発達専門小児科医・西村佑美先生「発達特性がある息子を最初は受け入れにくかった…」葛藤を経て、普通じゃないからこそ魅力的と愛せるようになるまで
「ゆみ先生と呼んでください」と笑顔で話すのは、発達専門小児科医で、最重度自閉症のきょうだい児として育ち、自身も発達特性がある12歳の息子の母である西村佑美先生。9月に、母としての自身の経験と、発達専門小児科医としての視点からまとめた『最新の医学・心理学・発達支援にもとづいた子育て法 発達特性に悩んだらはじめに読む本: 1歳から入学準備まで 言葉の遅れ かんしゃく 多動…病院や園では解決できない“困った”に対応』(Gakken)を出版されました。 そんなゆみ先生が何度も向き合ってきた葛藤と、その乗り越え方とは。
言葉の遅れ、多動。「まさか息子は発達特性?」
振り返ってみると息子は1歳になるまでは、言葉を話し始めるのも早く、いろいろなことに積極的で、「よくできる子だな」という印象がありました。 でも、1歳半くらいの頃、言葉の発達が少し遅く、動き回ることが多くて集団の中で一人浮いているような感じがあったんです。
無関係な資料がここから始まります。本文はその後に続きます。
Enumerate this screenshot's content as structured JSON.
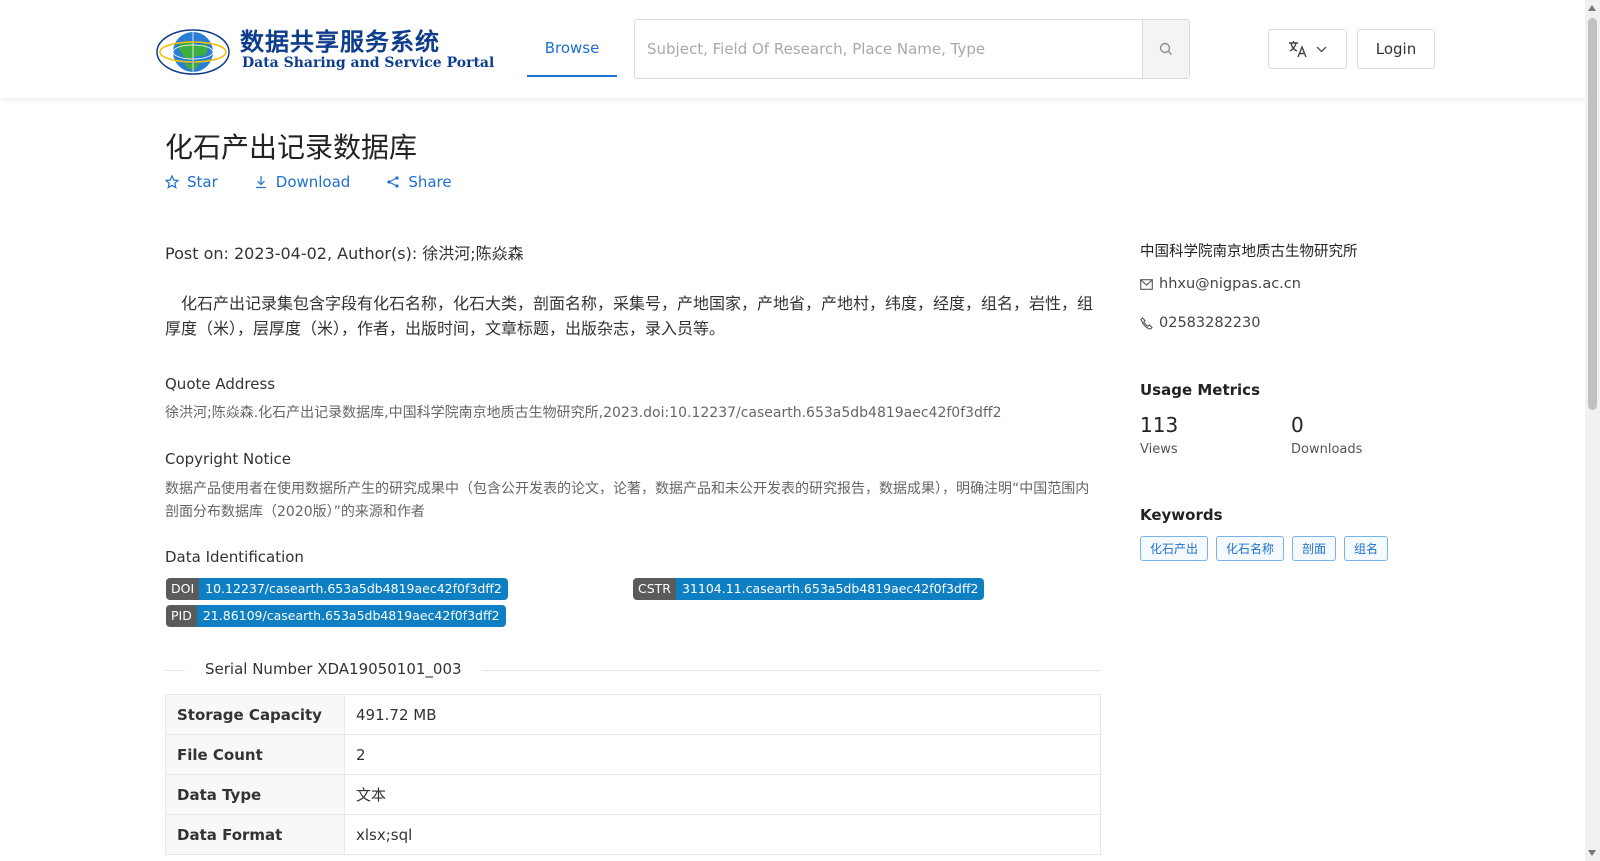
{
  "header": {
    "logo_cn": "数据共享服务系统",
    "logo_en": "Data Sharing and Service Portal",
    "nav_browse": "Browse",
    "search_placeholder": "Subject, Field Of Research, Place Name, Type",
    "login_label": "Login"
  },
  "dataset": {
    "title": "化石产出记录数据库",
    "actions": {
      "star": "Star",
      "download": "Download",
      "share": "Share"
    },
    "post_on": "Post on: 2023-04-02, Author(s): 徐洪河;陈焱森",
    "description": "化石产出记录集包含字段有化石名称，化石大类，剖面名称，采集号，产地国家，产地省，产地村，纬度，经度，组名，岩性，组厚度（米），层厚度（米），作者，出版时间，文章标题，出版杂志，录入员等。",
    "quote_heading": "Quote Address",
    "quote_text": "徐洪河;陈焱森.化石产出记录数据库,中国科学院南京地质古生物研究所,2023.doi:10.12237/casearth.653a5db4819aec42f0f3dff2",
    "copyright_heading": "Copyright Notice",
    "copyright_text": "数据产品使用者在使用数据所产生的研究成果中（包含公开发表的论文，论著，数据产品和未公开发表的研究报告，数据成果），明确注明“中国范围内剖面分布数据库（2020版）”的来源和作者",
    "identification_heading": "Data Identification",
    "identifiers": {
      "doi": {
        "label": "DOI",
        "value": "10.12237/casearth.653a5db4819aec42f0f3dff2"
      },
      "cstr": {
        "label": "CSTR",
        "value": "31104.11.casearth.653a5db4819aec42f0f3dff2"
      },
      "pid": {
        "label": "PID",
        "value": "21.86109/casearth.653a5db4819aec42f0f3dff2"
      }
    },
    "serial_number": "Serial Number XDA19050101_003",
    "info_rows": [
      {
        "key": "Storage Capacity",
        "value": "491.72 MB"
      },
      {
        "key": "File Count",
        "value": "2"
      },
      {
        "key": "Data Type",
        "value": "文本"
      },
      {
        "key": "Data Format",
        "value": "xlsx;sql"
      }
    ]
  },
  "sidebar": {
    "organization": "中国科学院南京地质古生物研究所",
    "email": "hhxu@nigpas.ac.cn",
    "phone": "02583282230",
    "usage_heading": "Usage Metrics",
    "views_count": "113",
    "views_label": "Views",
    "downloads_count": "0",
    "downloads_label": "Downloads",
    "keywords_heading": "Keywords",
    "keywords": [
      "化石产出",
      "化石名称",
      "剖面",
      "组名"
    ]
  },
  "colors": {
    "accent": "#1e6fcf",
    "badge_value": "#0d7fc2",
    "badge_label": "#5b5b5b",
    "logo_blue": "#0e3d8c"
  }
}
2歳になった頃、思ったように言葉が増えず、会話がスムーズにできないなど、発達特性が目立つようになりました。 初めての子どもだったので、一緒にカフェに行ったり旅行に出かけたりしたいな、とあれこれと理想を抱いていましたが、全然連れていけるような雰囲気じゃない。外食もできないのですから。発達専門小児科医として、何らかの診断名がつくかもしれないと思うようになりました。 ■崩れていくキラキラした子育て 「こんな予定じゃなかった、もっとキラキラした子育てのはずだったのに……」。自分が思い描いていた子育てができないのではないかという不安が先に立ち、どうしても受け入れたくありませんでした。 10年ほど前の当時はまだ、発達障害という単語しかない時代。発達外来の医師として働いていましたが、母親の立場になると、客観的にわが子を見たり、ポジティブになったりなかなかできなくて。他のお母さんたちとは違うんだ、子育てに夢を持っちゃいけないのかもしれない、とネガティブになった時期もありました。 親であれば「普通の子であってほしい」という気持ちが強いのは当たり前ですよね。発達外来をもつ私でさえ、発達の専門家として多くの子どもを見てきたにもかかわらず、難しかったのです。今、同じような悩みを抱えていらっしゃる皆さんは、それ以上に不安なのではないでしょうか。 ■受け入れられないのは私の問題。下を向いていていいのか ただ、受け入れられないのはあくまで私の問題です。目の前の息子は私のことが大好き。落ち込んでウジウジしてばかりいてはいけません。息子が生きていくために必要なことを教えたり環境を整えたりしていかなければ。 私は普段、発達外来の仕事で忙しかったのですが、一緒に過ごす時間を息子の成長にとって充実したものにしたいと思い、専門家に相談することを決めました。 私自身も専門家としての道を歩んではいましたが、まだ学ぶべきことが多いと感じていたので、臨床心理士で発達支援のエキスパートである友人に相談したんです。